Back on the road we were driving into the north western tip of the Wheatbelt of WA and the pretty yellow flowering trees that lined the highway were backed with arable fields of rape (canola= Canada Oil) and barley. Crossing the Galena Bridge over the Murchison River brought us to our outermost point we reached with Wokka and the gang of keen youngsters. We were lucky, thanks to Malcolm and Christine, to be able to get this far and see all we had seen and I wondered if any of our young travelling companions would one day return to resume their adventure.

A short distance south of Geraldton, having passed olive groves, historic settlements, dog kennels, flat paddocks of sheep, glossy black Angus cattle and crops, horse farms, more dry rivers, a big goat farm and homesteads built from adobe bricks, we turned onto the Indian Ocean Drive that hugs the coast down to Perth and were glad to get away from the volume traffic that was slowing us down to 80kph. We weren’t used to lots of traffic!

Rob was flicking through the pages of our road map to find somewhere to stay for our last night of camping, (I wonder when we will use our dear little tent again) when he discovered brief comments to the effect ’23 May 2017, very picturesque’ over number 332 Lake Indoon, which was between the Indian Ocean Drive and the Brand Highway 1; so that was decided.

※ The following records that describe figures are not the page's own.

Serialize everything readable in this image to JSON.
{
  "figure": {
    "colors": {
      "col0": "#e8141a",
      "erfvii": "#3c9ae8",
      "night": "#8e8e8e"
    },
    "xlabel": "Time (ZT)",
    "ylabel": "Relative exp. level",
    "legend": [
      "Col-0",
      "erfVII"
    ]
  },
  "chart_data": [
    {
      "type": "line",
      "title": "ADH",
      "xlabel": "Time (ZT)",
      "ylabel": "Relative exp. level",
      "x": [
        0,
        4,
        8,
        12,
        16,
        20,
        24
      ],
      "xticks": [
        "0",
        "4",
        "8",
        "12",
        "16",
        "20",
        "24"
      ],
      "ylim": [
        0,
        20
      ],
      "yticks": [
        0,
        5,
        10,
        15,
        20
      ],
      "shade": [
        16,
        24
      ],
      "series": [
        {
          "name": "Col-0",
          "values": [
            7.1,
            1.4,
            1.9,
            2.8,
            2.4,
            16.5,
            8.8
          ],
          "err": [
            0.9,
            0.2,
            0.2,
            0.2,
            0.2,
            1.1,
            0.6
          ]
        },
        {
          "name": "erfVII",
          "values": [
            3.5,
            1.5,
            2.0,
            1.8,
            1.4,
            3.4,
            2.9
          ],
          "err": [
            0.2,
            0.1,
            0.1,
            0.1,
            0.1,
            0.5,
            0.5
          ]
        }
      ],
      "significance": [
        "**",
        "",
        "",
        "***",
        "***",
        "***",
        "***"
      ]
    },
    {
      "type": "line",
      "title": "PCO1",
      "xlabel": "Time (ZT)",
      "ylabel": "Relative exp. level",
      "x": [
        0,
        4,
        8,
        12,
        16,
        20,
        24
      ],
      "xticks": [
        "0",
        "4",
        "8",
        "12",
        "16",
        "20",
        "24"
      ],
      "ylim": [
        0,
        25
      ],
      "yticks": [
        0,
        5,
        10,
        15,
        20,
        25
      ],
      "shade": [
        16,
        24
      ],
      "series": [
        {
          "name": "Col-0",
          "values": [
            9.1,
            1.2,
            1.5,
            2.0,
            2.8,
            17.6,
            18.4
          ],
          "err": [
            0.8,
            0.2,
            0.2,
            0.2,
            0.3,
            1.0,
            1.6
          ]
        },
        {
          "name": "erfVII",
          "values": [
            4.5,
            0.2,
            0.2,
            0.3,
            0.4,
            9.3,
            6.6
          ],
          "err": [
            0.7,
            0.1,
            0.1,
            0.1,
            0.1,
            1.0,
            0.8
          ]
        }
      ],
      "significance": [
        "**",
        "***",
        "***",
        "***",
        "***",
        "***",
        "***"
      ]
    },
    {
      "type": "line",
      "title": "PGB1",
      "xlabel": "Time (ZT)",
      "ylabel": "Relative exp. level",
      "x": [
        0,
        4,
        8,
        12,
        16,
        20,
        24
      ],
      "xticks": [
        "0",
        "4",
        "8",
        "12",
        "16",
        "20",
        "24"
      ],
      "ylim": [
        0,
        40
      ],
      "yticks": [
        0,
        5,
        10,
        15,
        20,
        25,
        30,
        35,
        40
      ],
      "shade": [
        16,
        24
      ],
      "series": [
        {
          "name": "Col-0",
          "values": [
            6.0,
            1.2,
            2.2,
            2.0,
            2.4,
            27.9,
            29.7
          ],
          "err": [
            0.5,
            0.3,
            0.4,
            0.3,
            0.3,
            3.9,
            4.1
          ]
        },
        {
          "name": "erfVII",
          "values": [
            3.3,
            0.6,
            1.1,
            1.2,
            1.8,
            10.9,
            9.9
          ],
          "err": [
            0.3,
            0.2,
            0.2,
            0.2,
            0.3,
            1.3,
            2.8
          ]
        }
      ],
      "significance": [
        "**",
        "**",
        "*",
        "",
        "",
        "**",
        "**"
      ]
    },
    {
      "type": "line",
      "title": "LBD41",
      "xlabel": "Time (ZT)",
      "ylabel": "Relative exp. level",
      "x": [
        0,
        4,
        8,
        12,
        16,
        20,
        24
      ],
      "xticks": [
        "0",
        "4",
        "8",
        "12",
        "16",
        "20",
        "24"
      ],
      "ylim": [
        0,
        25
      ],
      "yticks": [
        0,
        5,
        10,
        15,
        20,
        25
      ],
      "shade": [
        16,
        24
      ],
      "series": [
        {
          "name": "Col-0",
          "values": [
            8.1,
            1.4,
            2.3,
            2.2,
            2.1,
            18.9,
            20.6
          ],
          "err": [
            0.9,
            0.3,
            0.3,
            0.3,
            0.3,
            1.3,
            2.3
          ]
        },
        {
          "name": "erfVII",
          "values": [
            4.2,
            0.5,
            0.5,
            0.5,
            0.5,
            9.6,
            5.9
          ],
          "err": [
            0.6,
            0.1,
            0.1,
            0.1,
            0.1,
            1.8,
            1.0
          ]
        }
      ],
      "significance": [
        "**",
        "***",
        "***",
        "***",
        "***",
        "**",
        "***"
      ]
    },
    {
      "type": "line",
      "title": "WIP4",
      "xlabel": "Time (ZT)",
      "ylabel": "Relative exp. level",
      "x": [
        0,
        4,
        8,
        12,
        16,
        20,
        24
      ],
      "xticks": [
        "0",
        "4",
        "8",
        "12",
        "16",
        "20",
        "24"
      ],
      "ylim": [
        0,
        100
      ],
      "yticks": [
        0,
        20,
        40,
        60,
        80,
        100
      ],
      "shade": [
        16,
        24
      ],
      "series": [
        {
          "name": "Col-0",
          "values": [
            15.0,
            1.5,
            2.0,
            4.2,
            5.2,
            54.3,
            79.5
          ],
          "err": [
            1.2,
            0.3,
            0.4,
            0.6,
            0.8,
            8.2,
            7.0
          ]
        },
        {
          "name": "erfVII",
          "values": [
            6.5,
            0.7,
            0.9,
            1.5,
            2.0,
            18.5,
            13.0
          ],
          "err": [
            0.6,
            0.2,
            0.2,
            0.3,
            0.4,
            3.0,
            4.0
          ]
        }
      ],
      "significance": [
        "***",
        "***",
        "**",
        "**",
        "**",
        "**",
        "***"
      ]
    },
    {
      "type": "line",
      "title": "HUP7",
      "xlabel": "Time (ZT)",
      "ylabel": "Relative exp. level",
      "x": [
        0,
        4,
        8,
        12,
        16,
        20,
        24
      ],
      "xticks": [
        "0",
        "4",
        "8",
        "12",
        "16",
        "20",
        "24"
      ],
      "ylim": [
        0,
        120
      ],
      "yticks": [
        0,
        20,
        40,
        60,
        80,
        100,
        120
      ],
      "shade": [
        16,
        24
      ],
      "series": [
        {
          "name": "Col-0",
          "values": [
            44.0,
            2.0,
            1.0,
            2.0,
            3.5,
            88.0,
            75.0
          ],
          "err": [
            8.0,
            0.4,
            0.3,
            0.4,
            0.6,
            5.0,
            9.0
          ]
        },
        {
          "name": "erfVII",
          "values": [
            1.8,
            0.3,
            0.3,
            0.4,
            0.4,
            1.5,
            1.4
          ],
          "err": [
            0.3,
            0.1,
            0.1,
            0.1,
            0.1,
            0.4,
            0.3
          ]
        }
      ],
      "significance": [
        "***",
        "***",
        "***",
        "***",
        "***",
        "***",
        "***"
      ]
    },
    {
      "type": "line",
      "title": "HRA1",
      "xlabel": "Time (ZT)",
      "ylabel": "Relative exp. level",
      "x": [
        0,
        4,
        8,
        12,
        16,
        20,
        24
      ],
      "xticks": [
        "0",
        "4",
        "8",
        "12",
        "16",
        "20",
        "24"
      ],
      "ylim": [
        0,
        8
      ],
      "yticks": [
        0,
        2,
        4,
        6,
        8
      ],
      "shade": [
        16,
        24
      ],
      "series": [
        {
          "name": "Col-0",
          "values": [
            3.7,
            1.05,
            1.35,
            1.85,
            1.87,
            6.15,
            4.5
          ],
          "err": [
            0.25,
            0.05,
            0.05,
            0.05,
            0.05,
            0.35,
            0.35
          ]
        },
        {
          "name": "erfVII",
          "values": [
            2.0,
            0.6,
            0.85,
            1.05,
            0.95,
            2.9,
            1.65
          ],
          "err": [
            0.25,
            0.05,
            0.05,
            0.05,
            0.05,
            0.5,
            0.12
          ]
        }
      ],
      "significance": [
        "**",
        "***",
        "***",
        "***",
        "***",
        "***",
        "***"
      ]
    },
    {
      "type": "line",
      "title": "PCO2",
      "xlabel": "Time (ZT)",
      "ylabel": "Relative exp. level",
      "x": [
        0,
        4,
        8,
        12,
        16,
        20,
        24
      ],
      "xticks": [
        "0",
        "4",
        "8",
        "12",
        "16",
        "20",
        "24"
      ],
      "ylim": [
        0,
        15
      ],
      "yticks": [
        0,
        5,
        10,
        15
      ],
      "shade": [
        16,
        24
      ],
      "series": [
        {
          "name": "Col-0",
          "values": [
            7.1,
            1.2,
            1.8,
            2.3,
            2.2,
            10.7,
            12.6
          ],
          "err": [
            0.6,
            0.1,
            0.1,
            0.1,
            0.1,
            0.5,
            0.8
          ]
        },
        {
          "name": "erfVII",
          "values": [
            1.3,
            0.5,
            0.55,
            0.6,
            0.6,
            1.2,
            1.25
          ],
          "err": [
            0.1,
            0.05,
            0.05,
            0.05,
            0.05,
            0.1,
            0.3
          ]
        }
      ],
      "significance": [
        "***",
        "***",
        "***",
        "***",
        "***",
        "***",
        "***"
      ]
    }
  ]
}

There were a couple of discretely placed camper vans tucked into their own corners when we arrived to find not a drop of water in the vast and almost perfectly round lake. We pitched tent and went for a walk. Back in the thirties the lake was dry for a few years, so I optimistically hoped that sometime in the near or distant future folk would again enjoy whizzing around the flat water surface on skis, in the right direction of course.

We started our walk around the shore with its rim of tasty samphire looking greenery and then decided to walk right across. There were footprints and tyre tracks everywhere so we were hopeful we would not slip unnoticed into a mire of mud or quicksand, never to be seen again. Sunglasses, lost overboard from a boat and the sinker to a lost mooring buoy painted the picture of fun times past. Today, and partly because it is winter time, there were just a few of us braving what would be a chilly night in this lovely spot nestled in the Beekeepers’ Nature Reserve.

The next morning, our last in camp and so to be savoured, we lay in our snug bags knowing that the sun would warm us shortly and listening to the variety of birdsong. We chatted to a couple of fellow campers, one was there with his poorly wife taking a significant trip back to a favourite spot and another could not remember when there was last water in the lake. That was red rag to a bull for me and I have since read reviews about the lake that suggest it has been empty for at least two years.

Tyres on tarmac once again and excited were we at the prospect of seeing Mel  at the Perth Youth Hostel, where we had booked in for two nights of nostalgia and a farewell to this part of Aussie. She was not in the office until Saturday, the next day, so off we went in hot pursuit of a decent beer at The Island Pub on Elizabeth Quay, one of our ‘locals’.